Из Ухтуа я вернулся в Ювялахти, где пробыл очень не­долго, так как мне удалось отыскать там лишь одного рунопевца, да и то весьма посредственного. Я не мог посе­тить богатого крестьянина Дмитрея, потому что жил он в миле от деревни, около порога Энонсуу, разделяющего Верхнее и Среднее озера Куйтти. Этот Дмитрей — несом­ненно, самый богатый человек в волости Вуоккиниеми. Его собственность оценивали в шестьдесят, а то и в сто тысяч рублей. Такой богач сам уже не ездил торговать, а извле­кал из своих денег прибыль иным путем. Он закупал сначала различные товары, которые затем продавал за деньги либо давал в долг несостоятельным односельчанам. Кроме того, бывая на ярмарках и скупая товары в одном месте, он перевозил их и продавал в другом. К тому же он давал под большие проценты в долг деньги начинающим предпринимателям. Я слышал, что ему платят даже по двадцать пять — тридцать процентов за сотню, в зависи­мости от того, каким доверием пользуется получатель ссуды. Разбогател Дмитрей, говорят, на торговле рыбой. В местах, где он живет, рыба водится в изобилии, отсюда и хорошие уловы из года в год.

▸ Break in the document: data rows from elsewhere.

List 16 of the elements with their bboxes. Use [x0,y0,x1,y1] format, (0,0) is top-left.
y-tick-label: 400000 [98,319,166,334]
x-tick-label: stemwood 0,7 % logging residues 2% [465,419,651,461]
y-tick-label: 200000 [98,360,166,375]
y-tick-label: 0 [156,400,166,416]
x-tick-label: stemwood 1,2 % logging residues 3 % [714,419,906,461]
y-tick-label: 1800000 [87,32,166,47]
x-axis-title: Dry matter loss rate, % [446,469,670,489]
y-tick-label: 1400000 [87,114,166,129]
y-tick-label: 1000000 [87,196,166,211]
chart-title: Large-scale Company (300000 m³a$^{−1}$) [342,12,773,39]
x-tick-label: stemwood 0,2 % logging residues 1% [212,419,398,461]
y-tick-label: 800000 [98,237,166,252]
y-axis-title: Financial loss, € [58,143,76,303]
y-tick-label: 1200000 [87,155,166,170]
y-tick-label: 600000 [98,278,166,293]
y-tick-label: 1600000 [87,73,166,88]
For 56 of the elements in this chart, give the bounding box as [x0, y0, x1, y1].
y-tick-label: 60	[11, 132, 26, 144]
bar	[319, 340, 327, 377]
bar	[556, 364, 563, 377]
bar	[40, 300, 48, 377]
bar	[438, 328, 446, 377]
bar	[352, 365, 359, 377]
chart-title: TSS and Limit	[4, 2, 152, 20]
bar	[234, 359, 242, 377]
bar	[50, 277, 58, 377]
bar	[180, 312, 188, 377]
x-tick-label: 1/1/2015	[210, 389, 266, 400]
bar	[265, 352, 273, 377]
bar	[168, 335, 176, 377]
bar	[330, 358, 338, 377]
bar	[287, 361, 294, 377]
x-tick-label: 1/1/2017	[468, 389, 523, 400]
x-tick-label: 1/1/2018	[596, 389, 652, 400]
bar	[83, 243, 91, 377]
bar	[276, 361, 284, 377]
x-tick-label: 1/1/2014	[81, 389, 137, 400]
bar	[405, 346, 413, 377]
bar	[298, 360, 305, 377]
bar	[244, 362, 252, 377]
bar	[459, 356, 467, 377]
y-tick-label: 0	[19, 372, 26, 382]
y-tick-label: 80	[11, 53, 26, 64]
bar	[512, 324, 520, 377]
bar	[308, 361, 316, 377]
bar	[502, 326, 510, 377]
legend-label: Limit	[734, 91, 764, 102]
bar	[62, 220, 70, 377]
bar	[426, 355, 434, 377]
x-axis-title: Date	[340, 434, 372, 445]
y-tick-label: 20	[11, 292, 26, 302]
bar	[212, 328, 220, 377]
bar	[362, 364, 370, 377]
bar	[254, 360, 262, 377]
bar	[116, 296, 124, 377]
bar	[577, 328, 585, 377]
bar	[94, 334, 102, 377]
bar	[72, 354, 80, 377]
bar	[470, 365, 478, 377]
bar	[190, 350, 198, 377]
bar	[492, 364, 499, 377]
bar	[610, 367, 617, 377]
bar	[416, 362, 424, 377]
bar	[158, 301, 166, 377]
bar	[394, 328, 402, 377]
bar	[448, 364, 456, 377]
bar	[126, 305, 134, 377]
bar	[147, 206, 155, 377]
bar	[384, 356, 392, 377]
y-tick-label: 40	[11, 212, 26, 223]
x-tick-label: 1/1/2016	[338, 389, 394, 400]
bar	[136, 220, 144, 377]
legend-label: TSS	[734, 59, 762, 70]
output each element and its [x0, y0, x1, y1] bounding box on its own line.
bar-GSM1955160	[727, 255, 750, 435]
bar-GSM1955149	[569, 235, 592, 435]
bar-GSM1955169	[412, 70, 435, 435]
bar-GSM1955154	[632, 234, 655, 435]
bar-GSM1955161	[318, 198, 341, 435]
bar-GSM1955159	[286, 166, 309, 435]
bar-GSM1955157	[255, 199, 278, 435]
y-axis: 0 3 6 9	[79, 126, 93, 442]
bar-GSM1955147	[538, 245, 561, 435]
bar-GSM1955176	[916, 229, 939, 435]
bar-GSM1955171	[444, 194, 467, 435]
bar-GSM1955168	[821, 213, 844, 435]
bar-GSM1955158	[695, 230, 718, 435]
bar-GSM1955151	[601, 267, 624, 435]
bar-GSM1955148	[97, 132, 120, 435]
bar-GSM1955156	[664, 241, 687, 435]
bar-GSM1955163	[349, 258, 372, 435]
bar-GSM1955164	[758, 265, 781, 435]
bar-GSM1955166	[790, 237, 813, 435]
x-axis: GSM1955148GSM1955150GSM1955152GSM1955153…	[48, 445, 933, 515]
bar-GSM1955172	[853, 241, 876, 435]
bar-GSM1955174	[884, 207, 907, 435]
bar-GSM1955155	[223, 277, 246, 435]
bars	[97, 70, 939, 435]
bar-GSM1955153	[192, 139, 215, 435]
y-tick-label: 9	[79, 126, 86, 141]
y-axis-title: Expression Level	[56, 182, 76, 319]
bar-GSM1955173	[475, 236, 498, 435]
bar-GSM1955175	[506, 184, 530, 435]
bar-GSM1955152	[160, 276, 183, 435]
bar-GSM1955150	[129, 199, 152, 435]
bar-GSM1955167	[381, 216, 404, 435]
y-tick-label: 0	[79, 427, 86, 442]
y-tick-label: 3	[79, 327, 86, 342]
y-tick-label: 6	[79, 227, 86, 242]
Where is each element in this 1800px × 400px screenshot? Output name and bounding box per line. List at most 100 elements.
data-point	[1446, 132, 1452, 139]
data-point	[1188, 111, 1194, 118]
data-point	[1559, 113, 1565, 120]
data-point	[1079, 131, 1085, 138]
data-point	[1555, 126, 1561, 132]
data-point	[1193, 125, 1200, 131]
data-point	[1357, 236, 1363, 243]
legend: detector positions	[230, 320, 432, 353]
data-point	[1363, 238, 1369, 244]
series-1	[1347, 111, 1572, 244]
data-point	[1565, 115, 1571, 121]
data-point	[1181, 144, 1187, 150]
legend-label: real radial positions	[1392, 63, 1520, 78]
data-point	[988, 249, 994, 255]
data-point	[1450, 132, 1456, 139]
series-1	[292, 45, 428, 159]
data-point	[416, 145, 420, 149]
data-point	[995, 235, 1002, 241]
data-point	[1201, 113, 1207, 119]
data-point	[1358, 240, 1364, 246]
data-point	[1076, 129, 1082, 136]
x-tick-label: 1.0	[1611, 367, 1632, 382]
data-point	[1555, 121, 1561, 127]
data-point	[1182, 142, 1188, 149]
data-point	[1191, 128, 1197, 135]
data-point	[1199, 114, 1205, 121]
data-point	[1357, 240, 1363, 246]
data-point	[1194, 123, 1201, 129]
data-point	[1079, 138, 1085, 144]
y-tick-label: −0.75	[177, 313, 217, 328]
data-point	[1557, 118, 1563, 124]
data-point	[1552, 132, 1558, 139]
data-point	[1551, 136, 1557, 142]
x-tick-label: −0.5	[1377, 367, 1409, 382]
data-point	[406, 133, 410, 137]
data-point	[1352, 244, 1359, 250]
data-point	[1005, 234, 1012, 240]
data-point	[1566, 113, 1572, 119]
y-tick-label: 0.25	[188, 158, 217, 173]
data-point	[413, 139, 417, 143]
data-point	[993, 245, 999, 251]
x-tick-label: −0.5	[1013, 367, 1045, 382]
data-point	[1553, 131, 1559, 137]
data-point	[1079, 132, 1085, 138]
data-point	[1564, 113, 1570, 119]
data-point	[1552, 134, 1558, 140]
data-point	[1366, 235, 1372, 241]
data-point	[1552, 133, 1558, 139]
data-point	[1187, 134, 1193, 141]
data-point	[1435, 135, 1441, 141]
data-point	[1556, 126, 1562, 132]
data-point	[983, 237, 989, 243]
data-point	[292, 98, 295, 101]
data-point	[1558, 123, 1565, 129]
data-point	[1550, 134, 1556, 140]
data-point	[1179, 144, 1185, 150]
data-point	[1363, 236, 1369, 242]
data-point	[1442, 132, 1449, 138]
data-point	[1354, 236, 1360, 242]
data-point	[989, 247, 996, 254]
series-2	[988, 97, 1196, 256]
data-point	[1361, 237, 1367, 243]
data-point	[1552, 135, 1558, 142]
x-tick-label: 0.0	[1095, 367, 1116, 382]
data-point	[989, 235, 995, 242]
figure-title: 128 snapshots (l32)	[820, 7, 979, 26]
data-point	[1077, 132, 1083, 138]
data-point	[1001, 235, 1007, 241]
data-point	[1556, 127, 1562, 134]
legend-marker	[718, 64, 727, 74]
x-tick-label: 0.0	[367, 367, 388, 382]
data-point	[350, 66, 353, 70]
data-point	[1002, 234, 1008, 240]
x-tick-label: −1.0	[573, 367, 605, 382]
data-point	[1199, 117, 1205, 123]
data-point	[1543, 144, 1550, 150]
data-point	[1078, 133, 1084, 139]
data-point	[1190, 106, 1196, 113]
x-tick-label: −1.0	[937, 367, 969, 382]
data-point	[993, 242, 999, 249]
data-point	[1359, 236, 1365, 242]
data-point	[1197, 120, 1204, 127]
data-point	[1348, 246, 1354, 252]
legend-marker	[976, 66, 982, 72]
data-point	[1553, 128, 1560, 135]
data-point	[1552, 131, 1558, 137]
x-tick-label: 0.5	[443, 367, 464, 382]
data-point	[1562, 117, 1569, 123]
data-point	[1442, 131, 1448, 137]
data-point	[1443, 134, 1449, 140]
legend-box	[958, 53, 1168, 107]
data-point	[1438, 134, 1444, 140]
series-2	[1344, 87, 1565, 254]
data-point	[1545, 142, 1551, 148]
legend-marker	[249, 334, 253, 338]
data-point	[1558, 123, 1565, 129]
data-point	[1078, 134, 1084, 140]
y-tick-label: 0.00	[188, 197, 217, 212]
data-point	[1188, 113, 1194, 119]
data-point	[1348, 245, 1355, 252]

Из Ювялахти я отправился в село Вуоккиниеми. Зашел в дом Липпонена, с сыновьями которого уже был знаком. Здесь мне сразу же предложили чаю. На следующий день я ходил в ближайшие дома и записывал руны. Меня, в частности, привели в один довольно бедный с виду дом, хозяйка которого, по словам моего провожатого, знала немало хороших рун. Но я никак не мог уговорить ее петь, она отговаривалась тем, что во время поста грех занимать­ся таким пустым делом. Мужчина, сопровождавший меня, сказал, что с самого начала сомневался, согласится ли она, потому что она относится к другой вере. Я спросил, к какой другой вере. «Есть и у нас такие, как ваши кёрты[86], которые считают себя более святыми, чем все осталь­ные». Он рассказал, что существует три или четыре старо­обрядческих толка. Я поинтересовался, какие расхождения у них в вопросах религии, но мужчина не смог мне толком ответить на это. [...]

вернуться

85

Пуукко (фин. puukko) — универсальный нож у карел и финнов, применяемый на охоте и в хозяйстве; обычно его носили на поясе в ножнах. Карельское название veitsi — нож; русское — финский нож, финка.

вернуться

86

Керты (фин. körttiläiset) — пиетисты. Пиетизм (благо­честие) был мистическим течением протестантизма, ставившим рели­гиозное чувство выше догм. Отрицательное отношение пиетистов ко всякого рода развлечениям граничило с ханжеством.